Where Die Welt stirs up animosity, the Frankfurter Allgemeine Zeitung (FAZ) is not far behind. Rainer Hermann criticizes the “war-weary [sic!] America,” for “not having the strength to consider smaller military interventions in parallel with the failed negotiations.” He does not consider sanctions against Russia to be advisable, with the remarkably honest reason: “because they would then have to be imposed against Saudi Arabia for its war crimes in Yemen.”

His colleague Reinhard Veser, however, sees things differently. He accuses the West of “helplessness,” on which the Kremlin is building, and therefore urges “new sanctions against Russia.”

The loudest warmongering is that of the parliamentary group leader of the Greens, Katrin Göring-Eckardt, in the FAZ. She too compares the Syrian-Russian offensive to retake Aleppo with the massacres in Srebrenica and Rwanda.

The Green politician, who as a former president of the Synod of the Evangelical Church is well versed in questions of double standards, then called for the war in Syria to be escalated in the name of “more than 350,000 Syrian refugees and millions of volunteers who help them here.” This “directly linked Germany to the suffering in Syria,” she declared. “We cannot be indifferent to what happens there just on moral grounds.”

There follows a long list of the political and military escalations: sanctions against Russia, a joint Syrian strategy of the European Union, putting more pressure on Assad and Putin, establishing a no-fly zone and the prosecution Assad for crimes against humanity.

The Green Party Chairman Cem Özdemir raised similar demands in an interview with Spiegel Online.

He accuses Assad of the “most serious war crimes” and violation of international humanitarian law.
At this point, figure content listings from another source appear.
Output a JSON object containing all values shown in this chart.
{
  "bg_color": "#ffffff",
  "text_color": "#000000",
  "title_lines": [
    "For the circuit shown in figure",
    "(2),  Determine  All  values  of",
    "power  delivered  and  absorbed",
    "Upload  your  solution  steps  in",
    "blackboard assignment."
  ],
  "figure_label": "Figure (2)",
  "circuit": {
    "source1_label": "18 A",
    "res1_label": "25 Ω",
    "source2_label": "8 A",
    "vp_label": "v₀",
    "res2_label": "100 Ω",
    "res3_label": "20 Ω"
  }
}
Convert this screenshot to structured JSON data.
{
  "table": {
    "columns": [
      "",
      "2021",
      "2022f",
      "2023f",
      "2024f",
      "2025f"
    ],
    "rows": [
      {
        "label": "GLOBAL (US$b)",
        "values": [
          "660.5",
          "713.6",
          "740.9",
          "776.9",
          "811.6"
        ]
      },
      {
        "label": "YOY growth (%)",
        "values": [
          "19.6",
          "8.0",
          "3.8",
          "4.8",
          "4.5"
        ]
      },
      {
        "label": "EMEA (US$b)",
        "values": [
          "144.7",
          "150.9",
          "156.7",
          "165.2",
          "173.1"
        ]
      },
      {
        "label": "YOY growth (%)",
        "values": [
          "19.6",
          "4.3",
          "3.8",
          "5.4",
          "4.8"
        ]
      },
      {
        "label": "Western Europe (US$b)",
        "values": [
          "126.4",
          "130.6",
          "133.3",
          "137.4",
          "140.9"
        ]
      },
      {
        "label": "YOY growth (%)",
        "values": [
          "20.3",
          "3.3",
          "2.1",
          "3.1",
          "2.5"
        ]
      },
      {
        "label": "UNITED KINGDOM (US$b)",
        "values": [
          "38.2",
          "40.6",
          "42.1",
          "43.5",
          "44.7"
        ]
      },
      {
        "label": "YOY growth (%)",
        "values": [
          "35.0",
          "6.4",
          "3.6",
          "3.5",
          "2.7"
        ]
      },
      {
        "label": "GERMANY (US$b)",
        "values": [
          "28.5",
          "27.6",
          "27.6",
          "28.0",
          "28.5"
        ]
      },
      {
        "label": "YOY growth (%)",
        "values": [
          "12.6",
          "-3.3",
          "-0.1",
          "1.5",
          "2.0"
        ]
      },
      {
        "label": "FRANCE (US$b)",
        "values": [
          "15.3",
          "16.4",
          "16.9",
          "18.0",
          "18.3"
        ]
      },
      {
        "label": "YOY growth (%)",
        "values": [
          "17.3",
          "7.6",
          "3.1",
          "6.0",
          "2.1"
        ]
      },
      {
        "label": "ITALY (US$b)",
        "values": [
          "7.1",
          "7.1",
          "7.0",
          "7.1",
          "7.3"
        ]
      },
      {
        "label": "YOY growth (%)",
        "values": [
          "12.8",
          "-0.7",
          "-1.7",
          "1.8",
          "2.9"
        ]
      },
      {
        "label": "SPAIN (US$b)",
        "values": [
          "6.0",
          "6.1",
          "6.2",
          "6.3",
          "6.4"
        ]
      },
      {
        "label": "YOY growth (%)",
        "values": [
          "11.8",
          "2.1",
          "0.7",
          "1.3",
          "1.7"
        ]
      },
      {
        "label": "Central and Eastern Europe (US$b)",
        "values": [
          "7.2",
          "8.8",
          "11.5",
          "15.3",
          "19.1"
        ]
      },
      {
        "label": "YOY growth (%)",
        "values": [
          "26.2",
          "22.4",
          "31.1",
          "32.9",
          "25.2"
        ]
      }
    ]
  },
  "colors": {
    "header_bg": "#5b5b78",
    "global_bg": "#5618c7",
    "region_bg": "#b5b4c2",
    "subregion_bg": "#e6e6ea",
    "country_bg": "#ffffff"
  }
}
Putin wants “to keep a mass criminal in power who actually belongs before the World Criminal Court in The Hague” and “demonstrates the incapacity” of the West and Washington. Therefore, the EU must “extend its economic sanctions against Russia.”

Özdemir calls for “a comprehensive international threat of a no-fly zone,” if necessary without a UN mandate, and also supports the war policy of the United States retrospectively: “I’m not a radical pacifist. I still think it’s wrong that Germany stood aside in the Libya intervention and I have agreed to the military mission in Afghanistan.”

It is significant that it is the former pacifists of the Green Party who are today among the most vociferous warmongers, and that as well as conservative papers such as the FAZ and Die Welt, also liberal outlets such as Der Spiegel and the Süddeutsche Zeitung bang the drum for war. The latter published an editorial on Monday headlined, “Against Putin, only toughness helps.” They speak for better-off middle class layers, who have turned sharply to the right in the face of growing national and social tensions in Europe.